In a significant move to enrich artificial intelligence (AI) systems with a nuanced understanding of Quebec’s culture, language, and Indigenous heritage, Bibliothèque et Archives nationales du Québec (BAnQ) is embarking on an ambitious project. Following a successful feasibility study earlier this year, BAnQ is set to develop a comprehensive database of cultural and governmental content in French and Indigenous languages, aimed at training AI models that better reflect the province’s unique identity.
Addressing the Data Gap
The initiative arises from growing concerns that existing AI platforms often lack reliable information about Quebec’s societal fabric.
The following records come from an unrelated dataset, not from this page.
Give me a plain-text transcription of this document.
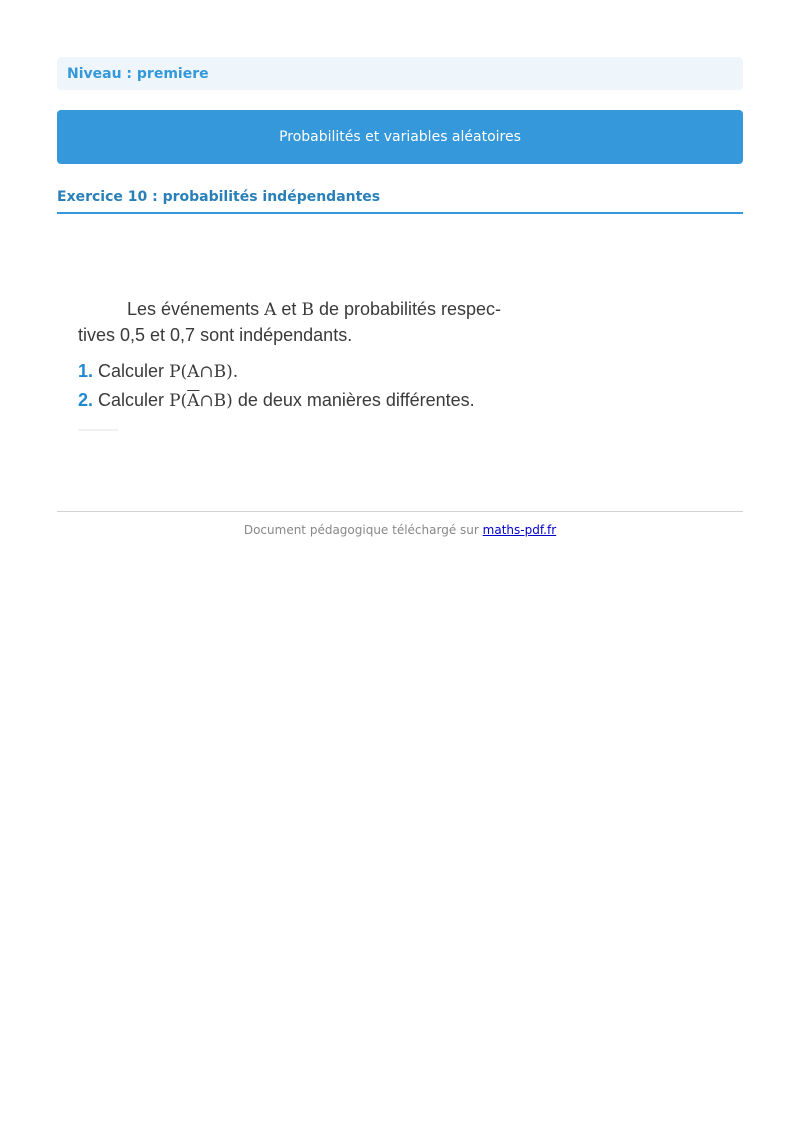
Niveau : premiere
Probabilités et variables aléatoires
Exercice 10 : probabilités indépendantes
Les événements A et B de probabilités respec-
tives 0,5 et 0,7 sont indépendants.
1. Calculer P(A∩B).
2. Calculer $P(\overline{A}\cap B)$ de deux manières différentes.
Document pédagogique téléchargé sur maths-pdf.fr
Valérie D’Amour, who spearheaded the feasibility study, acknowledged the challenges posed by the limited availability of data pertaining to Quebec in most AI training datasets. “All scenarios are a little bit on the table right now,” D’Amour noted in a recent interview, highlighting the collaborative approach BAnQ intends to adopt with cultural stakeholders and data providers.
Marie Grégoire, BAnQ’s president and CEO, emphasised the importance of inclusivity in this digital transformation. “Our goal is to ensure that AI systems encapsulate the essence of Quebec society and culture,” she stated, adding that the future platform will not serve as a public repository for creative works but will instead offer controlled access to its data resources.
Learning from Global Examples
This initiative is not unique to Quebec; similar projects have surfaced in other regions, notably Sweden, which has curated extensive collections of Nordic-language texts to support the development of AI models tailored for Scandinavian languages. BAnQ plans to initially leverage its existing collections before potentially incorporating external data sources.

The push for a Quebec-centric database follows a recommendation from the province’s innovation council, which, in a 2024 report, pointed out the significant data deficit regarding Quebec in AI training resources. Destiny Tchéhouali, who co-holds a research chair focused on French-language AI at Université du Québec à Montréal, highlighted that “Quebec culture remains underrepresented in the corpora currently circulating in the AI world.” He cautioned that without a strategic approach, the risk of perpetuating linguistic and cultural biases remains high.
Protecting Creators’ Rights
As BAnQ develops its database, copyright concerns loom large within the cultural sector. Grégoire contended that the new platform might actually enhance protections for creators, contrasting it with the current landscape where data is often harvested without appropriate compensation. “Right now, it’s a bit like the Wild West,” she remarked, advocating for a more structured approach that safeguards creators’ rights and ensures fair compensation when their works are used.
However, some artists express apprehension about contributing their work to AI training frameworks, fearing it may jeopardise their livelihoods. Maxime Harvey, a postdoctoral researcher at the National Institute of Scientific Research, reflected this sentiment, stating, “The main criticism we hear in the field is that, even if artists earn income from it, they are still feeding the beast that will eventually be used to replace contracts they may lose because of AI.”
Timeline and Budget
The feasibility study envisions the database becoming operational by 2029, although the timeline will be reviewed following the experimental phase. The initiative is estimated to require a budget of nearly $10.5 million over five years, covering both operational and capital expenses. So far, BAnQ has secured $340,000 from the Quebec government for the feasibility study and an additional $750,000 to support the project’s upcoming 12-month experimentation phase.

Why it Matters
This initiative represents a pivotal step in ensuring that Quebec’s rich cultural landscape is accurately represented within the rapidly evolving realm of AI. As technology continues to shape our interactions and perceptions, it is essential that local voices and narratives are included in the data that feeds these systems. By developing a dedicated database, BAnQ not only seeks to safeguard Quebec’s cultural identity but also aims to redefine how AI interacts with diverse societies, paving the way for a more equitable digital future.